DEPARTMENT OF COMPUTER SCIENCE AND ENGINEERING
UNIVERSITY OF CALIFORNIA, SAN DIEGO


CSE 254: Conditional random fields (CRFs) and related topics

Software for log-linear models and CRFs


LOG-LINEAR MODELS

The Tsujii lab at the University of Tokyo has well-documented software named Amis and SS Maxent for training log-linear classifiers.  However, I recommend writing your own code that uses an off-the-shelf general nonlinear optimization package, for example L-BFGS.


NONLINEAR OPTIMIZATION

A common opinion among machine learning researchers is that the limited-memory BFGS implementation by Jorge Nocedal is the best-performing.  Liam Stewart has published a Matlab wrapper for this code.  You may also use the nonlinear optimization routines in the Matlab optimization toolbox.  An interesting method that has never been applied in machine learning but might be useful is ve08, since it is designed for objective functions that consist of components that are added together where each component only uses a small subset of all variables.

Ian Fasel provided the following information:  "I spent a few moments figuring out how to build lbfgs on Mac OS X (since the developer tools don't come with a built-in fortran compiler.)  You can buy the Absoft compilers, but it seems that gfortran works fine with Matlab 7.  The following instructions seem to work -- though I've only tried testing it with tst_lbfgs.m so far.  I'm using a G5 PowerMac, Tiger, things could be different for an Intel based mac.

1) Grab MATLAB LBFGS wrapper v1.1 http://www.cs.toronto.edu/~liam/software.shtml
2) Get routines.f from the site linked there.
3) Follow the instructions on http://hpc.sourceforge.net/ to install gfortran on your computer.
4) cd to the directory lbfgs-1.1/lbfgs, then copy a mexopts.sh file to here, e.g., cp /Applications/MATLAB73/bin/mexopts.sh .
5) Modify the local mexopts.sh file.  Find the section labeled "mac)" and change as follows:

           #FC='f77'
           #FFLAGS='-f -N15 -N11 -s -Q51 -W'
           #ABSOFTLIBDIR=`which $FC | sed -n -e '1s|bin/'$FC'|lib|p'`
           #FLIBS="-L$ABSOFTLIBDIR -lfio -lf77math"
           #FOPTIMFLAGS='-O -cpu:g4'

           FC='/usr/local/bin/gfortran'
           FFLAGS=
           FLIBS="-L/usr/local/lib -lgfortran"
           FOPTIMFLAGS='-O5 -funroll-loops -ftree-vectorize'

In other words, comment out the Absoft stuff, and replace with gfortran stuff.  You may want to experiment with optimization flags."


CONDITIONAL RANDOM FIELDS

Hanna Wallach has compiled a list of CRF-related software packages; Andrew McCallum's Mallet written in Java is recommended.  CRF++ by Taku Kudo, written in C++, is good also.  Try also an extended version of CRF++ with stochastic gradient optimization named crfsmd.  

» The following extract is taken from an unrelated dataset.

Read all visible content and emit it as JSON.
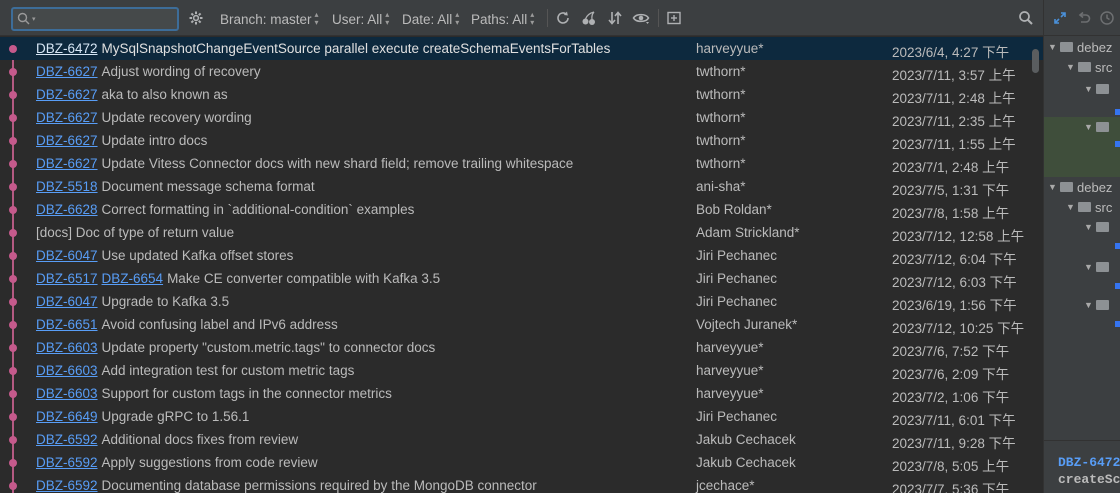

Other packages, likely to be good also:  CRFs in Java by Sunita Sarawagi, and large-scale parallel flexible CRFs by Xuan-Hieu Phan and Le-Minh Nguyen.

OTHER SOFTWARE

For a non-CRF approach to structured prediction see Searn by Hal Daumé.  For finding the optimal labels for nodes in special cases of very large random fields, see the Middlebury MRF Energy Minimization Page.